I have thought about it, and it's not so obvious to me. The bees are good at many things, but they are especially good at measuring their precious cells with their antennas. They are also good at cleaning, and removing things with their mouth.
 
I'll start by thanking again all of you for the time and thought you have put into my enquiry. I have now put the new brood box complete with entrance full of drawn wax under the old brood box the old entrance taken away a honey supper that has been on the old bb through out the winter with some of last years honey still present left on. The bees that came out when the bb was lifted off its base were very lively and all returned into the hive through the new entrance i didn't use smoke. The bees selling back into the hive quickly. To address some of the constructive criticism, firstly i haven't a honey spinner that will take commercial brood frames the old brood chamber placed nearly entrance to entrance seemed logical as i live very remotely and have no other hives, I did collect a substantial amount of this reclaimed honey in the supers put on the old brood box, well down on my previous years crop but that was expected with the amount of new wax they had made. I don't use qx as I've had problems getting the bees to go through into the supers but as soon as I took the Qx away all went well. 2 years ago I had 6 suppers on with not any queen excursions into the supers. As regards swarming as I said in my first responce when i first started my hives swarmed regularly, then I was keen to do things properly and inspected fortnightly for queen cells and sighns of any thing not right, taking out any unwanted queen cells which resulted in even more queen cells being produced then i was having the problem of the bees not going through the Qx as well.

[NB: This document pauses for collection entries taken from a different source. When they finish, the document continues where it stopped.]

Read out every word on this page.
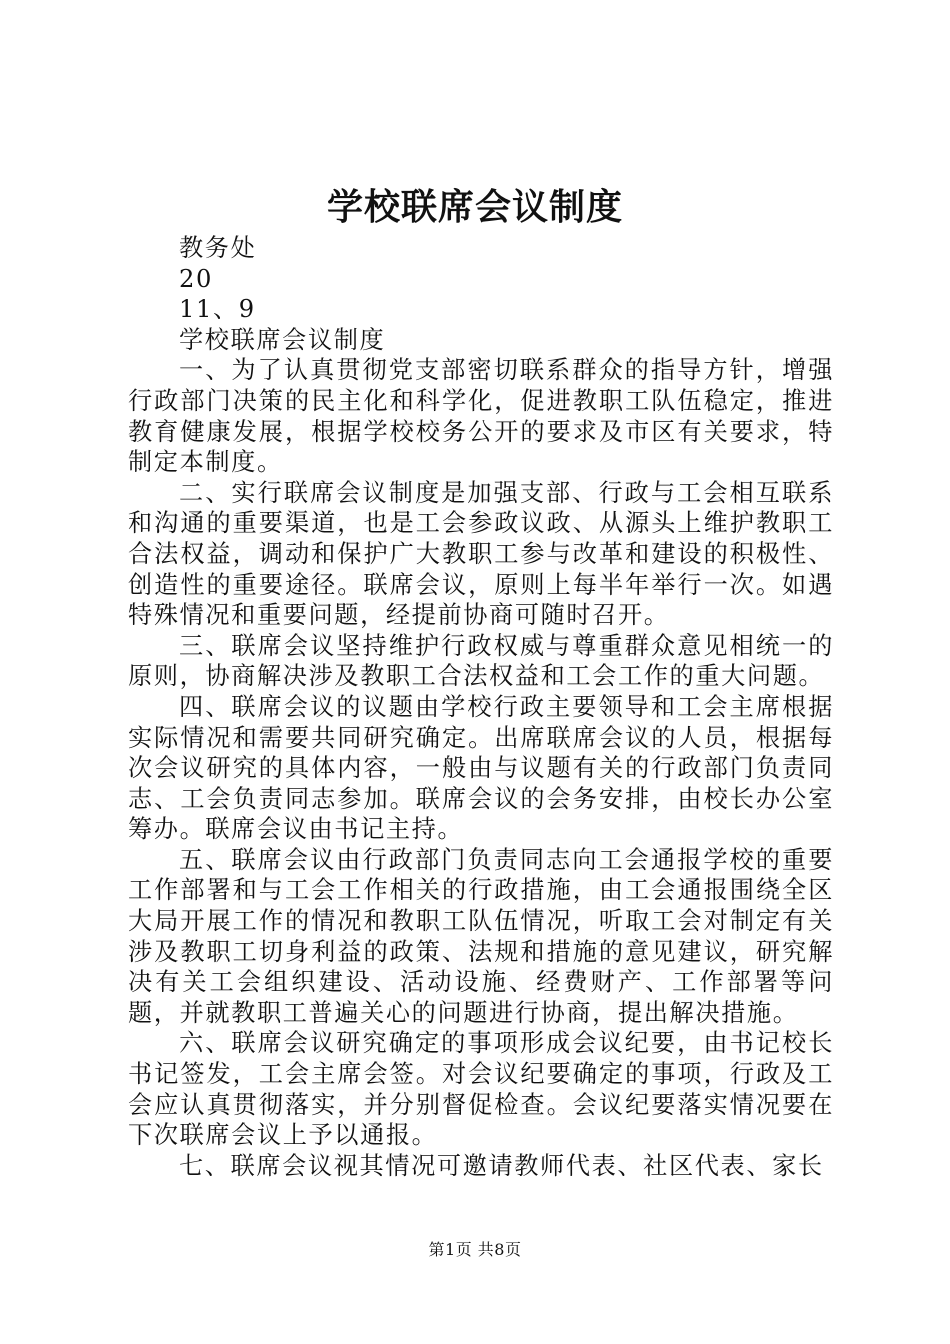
学校联席会议制度

教务处

20

11、9

学校联席会议制度

一、为了认真贯彻党支部密切联系群众的指导方针，增强行政部门决策的民主化和科学化，促进教职工队伍稳定，推进教育健康发展，根据学校校务公开的要求及市区有关要求，特制定本制度。

二、实行联席会议制度是加强支部、行政与工会相互联系和沟通的重要渠道，也是工会参政议政、从源头上维护教职工合法权益，调动和保护广大教职工参与改革和建设的积极性、创造性的重要途径。联席会议，原则上每半年举行一次。如遇特殊情况和重要问题，经提前协商可随时召开。

三、联席会议坚持维护行政权威与尊重群众意见相统一的原则，协商解决涉及教职工合法权益和工会工作的重大问题。

四、联席会议的议题由学校行政主要领导和工会主席根据实际情况和需要共同研究确定。出席联席会议的人员，根据每次会议研究的具体内容，一般由与议题有关的行政部门负责同志、工会负责同志参加。联席会议的会务安排，由校长办公室筹办。联席会议由书记主持。

五、联席会议由行政部门负责同志向工会通报学校的重要工作部署和与工会工作相关的行政措施，由工会通报围绕全区大局开展工作的情况和教职工队伍情况，听取工会对制定有关涉及教职工切身利益的政策、法规和措施的意见建议，研究解决有关工会组织建设、活动设施、经费财产、工作部署等问题，并就教职工普遍关心的问题进行协商，提出解决措施。

六、联席会议研究确定的事项形成会议纪要，由书记校长书记签发，工会主席会签。对会议纪要确定的事项，行政及工会应认真贯彻落实，并分别督促检查。会议纪要落实情况要在下次联席会议上予以通报。

七、联席会议视其情况可邀请教师代表、社区代表、家长

第1页 共8页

The swarms when first emerging always settling very close to their original hive before setting off on their adventures in all cases the swarms were collected and resulting in me multiplying my hives resulting in problems of to small a colony to overwinter. I have just one Commercial hive now that is very full of brood. I have a theory that because i'm using commercial brood chamber without a qx and keep stacking supers on whenever they start to fill the hive never runs out of space together with not going into the brood chamber disturbing there well being they do not swarm allowing the colony to get very large. I realise i'm going to get quite a bit of criticism for putting forward this analogy but I am here observing this happening through out the year. I will let you all know how this turns out as the bees are now wintering again with the outer covers on their new larger hive till the weather warms and drys up.
 
You giving them the extra box now is a waste of time and effort for the bees.
 
You giving them the extra box now is a waste of time and effort for the bees.

No time or effort - it's just a box of drawn comb, beneath their existing box. Just makes the trip to the door a bit longer I guess, that's all. Personally I might have waited till March - they aren't going to use it before then - but whatever.
 
" I realise i'm going to get quite a bit of criticism for putting forward this analogy "...

I think you might get a bit of crticism - full stop.